Wanita itu menatap pria yang mencekal tangannya. Ia tatapan sekitar. Benar banyak orang. Lalu matanya menatap pria itu dari atas sampai bawah.

"Kamu siapa berani-beraninya melarang saya? huh?! Kamu gak tahu apa-apa. Dasar miskin!" Ucap wanita itu lalu pergi sambil menghentakkan kakinya.

Kayra bernapas lega. Dia menatap pria itu dengan binar di matanya.

"Terima kasih ya." Ucap Kayra.

Pria itu tersenyum. "Sama-sama, Nyonya. Apa anda tidak kenapa-kenapa?"

Kayra menggeleng.

Pria tadi memerhatikan Kayra. Ia melihat wajah Kayra sebelah pipi wanita itu sedikit merah dan memar.

"Tapi itu—" tunjuk pria itu.

Kayra menyadarinya, ia pegang sebelah pipinya itu.

"Ini bukan apa-apa. Sekali lagi terima kasih." Ucap Kayra dan bersiap untuk pergi. Ia sudah terlambat untuk berangkat ke kantornya.

***

"Huh, kembali bekerja lagi." Ucap Kayra sembari membuka laptop di hadapannya dan mulai membuka berkas-berkas didepannya.

Menyalin berkas dan mengecek beberapa. Kayra juga sedang merencanakan pembangunan baru di perusahaan properti milik papanya ini.

"Kalo aku bikin projek ini, secara otomatis akan menarik perhatian klien. Dengan desain seperti ini, mata siapa sih yang tidak akan terhipnotis." Monolognya sambil terus mendesain sebuah gedung untuk projek barunya.

Saat sedang fokus, pintunya diketuk dari luar. Kayra tahu itu pasti bawahannya Haikal, jadi ia persilahkan masuk.

"Masuk aja Kal. Biasanya juga nyelonong kamu." Ucapnya masih fokus dengan gambar di depannya.

Pintu terbuka dan perhatian Kayra sama sekali tidak teralihkan.

"Ada apa Haikal?" Tanyanya sembari mendongkak.

Tapi, kenyataan yang dia lihat saat ini bukanlah Haikal tapi seorang pria dengan perawakan tinggi dan tatapan dingin juga wajah tampannya.

"Mau apa kamu ke sini?" tanya Kayra sinis.

"Aku mau minta maaf."

"Gak!”

"Aku mohon, Kayra. Aku sudah tahu semuanya. Ayo kita kembali." Ucapnya penuh permohonan.

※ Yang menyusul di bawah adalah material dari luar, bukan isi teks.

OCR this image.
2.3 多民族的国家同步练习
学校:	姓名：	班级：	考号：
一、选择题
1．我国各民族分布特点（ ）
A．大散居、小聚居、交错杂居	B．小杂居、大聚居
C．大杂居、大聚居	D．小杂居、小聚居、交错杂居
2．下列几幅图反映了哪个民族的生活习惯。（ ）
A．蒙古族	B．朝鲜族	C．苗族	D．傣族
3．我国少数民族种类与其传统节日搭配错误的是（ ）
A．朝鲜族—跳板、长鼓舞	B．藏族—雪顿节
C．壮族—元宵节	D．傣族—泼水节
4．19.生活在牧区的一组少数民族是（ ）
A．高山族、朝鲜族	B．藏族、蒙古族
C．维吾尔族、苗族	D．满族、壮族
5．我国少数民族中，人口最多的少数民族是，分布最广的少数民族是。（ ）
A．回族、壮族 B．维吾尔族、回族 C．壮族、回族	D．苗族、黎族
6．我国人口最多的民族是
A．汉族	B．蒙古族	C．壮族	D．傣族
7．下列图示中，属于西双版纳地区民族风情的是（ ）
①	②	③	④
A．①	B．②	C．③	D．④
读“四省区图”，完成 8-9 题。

Laki-laki itu adalah mantan suaminya sekaligus ayah dari putrinya, yaitu Nabastala Arka Bramantya.

Pria itu mendekatinya. Tapi saat tangannya hendak meraih tangan Kayra, wanita itu lebih dulu menepisnya. Ia berdiri menghadap mantannya ini.

"Cukup, Mas! Apa kamu lupa yang kamu lakuin ke aku? Di masa lalu kamu bahkan tidak mengakui putrimu dan mengusirku! Tapi hari ini kamu dengan berani datang meminta maaf. Semudah itukah kata maaf di mata mu?"

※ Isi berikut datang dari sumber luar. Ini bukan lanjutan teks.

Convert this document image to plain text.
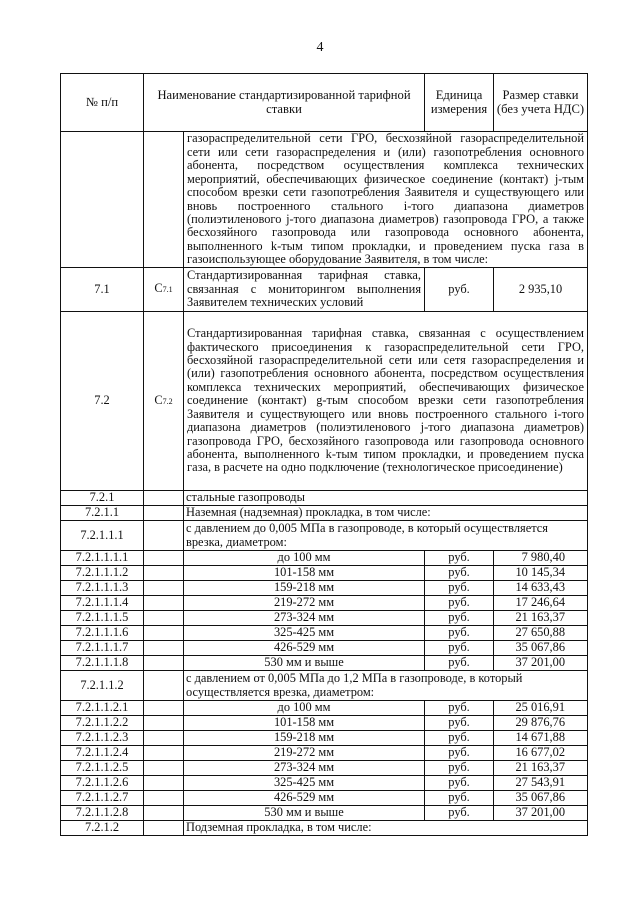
4
№ п/п	Наименование стандартизированной тарифной ставки		Единица измерения	Размер ставки (без учета НДС)
		газораспределительной сети ГРО, бесхозяйной газораспределительной сети или сети газораспределения и (или) газопотребления основного абонента, посредством осуществления комплекса технических мероприятий, обеспечивающих физическое соединение (контакт) j-тым способом врезки сети газопотребления Заявителя и существующего или вновь построенного стального i-того диапазона диаметров (полиэтиленового j-того диапазона диаметров) газопровода ГРО, а также бесхозяйного газопровода или газопровода основного абонента, выполненного k-тым типом прокладки, и проведением пуска газа в газоиспользующее оборудование Заявителя, в том числе:		
7.1	C7.1	Стандартизированная тарифная ставка, связанная с мониторингом выполнения Заявителем технических условий	руб.	2 935,10
7.2	C7.2	Стандартизированная тарифная ставка, связанная с осуществлением фактического присоединения к газораспределительной сети ГРО, бесхозяйной газораспределительной сети или сетя газораспределения и (или) газопотребления основного абонента, посредством осуществления комплекса технических мероприятий, обеспечивающих физическое соединение (контакт) g-тым способом врезки сети газопотребления Заявителя и существующего или вновь построенного стального i-того диапазона диаметров (полиэтиленового j-того диапазона диаметров) газопровода ГРО, бесхозяйного газопровода или газопровода основного абонента, выполненного k-тым типом прокладки, и проведением пуска газа, в расчете на одно подключение (технологическое присоединение)		
7.2.1		стальные газопроводы		
7.2.1.1		Наземная (надземная) прокладка, в том числе:		
7.2.1.1.1		с давлением до 0,005 МПа в газопроводе, в который осуществляется врезка, диаметром:		
7.2.1.1.1.1		до 100 мм	руб.	7 980,40
7.2.1.1.1.2		101-158 мм	руб.	10 145,34
7.2.1.1.1.3		159-218 мм	руб.	14 633,43
7.2.1.1.1.4		219-272 мм	руб.	17 246,64
7.2.1.1.1.5		273-324 мм	руб.	21 163,37
7.2.1.1.1.6		325-425 мм	руб.	27 650,88
7.2.1.1.1.7		426-529 мм	руб.	35 067,86
7.2.1.1.1.8		530 мм и выше	руб.	37 201,00
7.2.1.1.2		с давлением от 0,005 МПа до 1,2 МПа в газопроводе, в который осуществляется врезка, диаметром:		
7.2.1.1.2.1		до 100 мм	руб.	25 016,91
7.2.1.1.2.2		101-158 мм	руб.	29 876,76
7.2.1.1.2.3		159-218 мм	руб.	14 671,88
7.2.1.1.2.4		219-272 мм	руб.	16 677,02
7.2.1.1.2.5		273-324 мм	руб.	21 163,37
7.2.1.1.2.6		325-425 мм	руб.	27 543,91
7.2.1.1.2.7		426-529 мм	руб.	35 067,86
7.2.1.1.2.8		530 мм и выше	руб.	37 201,00
7.2.1.2		Подземная прокладка, в том числе:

Pria itu menunduk, ia meremas jari-jarinya. Rasanya penyesalan menjalar di seluruh syaraf-syarafnya.

"Kayra aku mau bertemu dengan putri kita. Bagaimana keadaannya?" Pria itu mengalihkan pembicaraan agar tidak begitu tegang.

"Mereka baik. Tapi, mereka tidak butuh kamu. Jadi, jangan temui mereka." Ucap Kayra simpel.

Sakit sekali hati Nabastala yang akrab disapa Nana itu.

"Kayra beri aku kesempatan satu kali lagi. Akan ku perbaiki semuanya."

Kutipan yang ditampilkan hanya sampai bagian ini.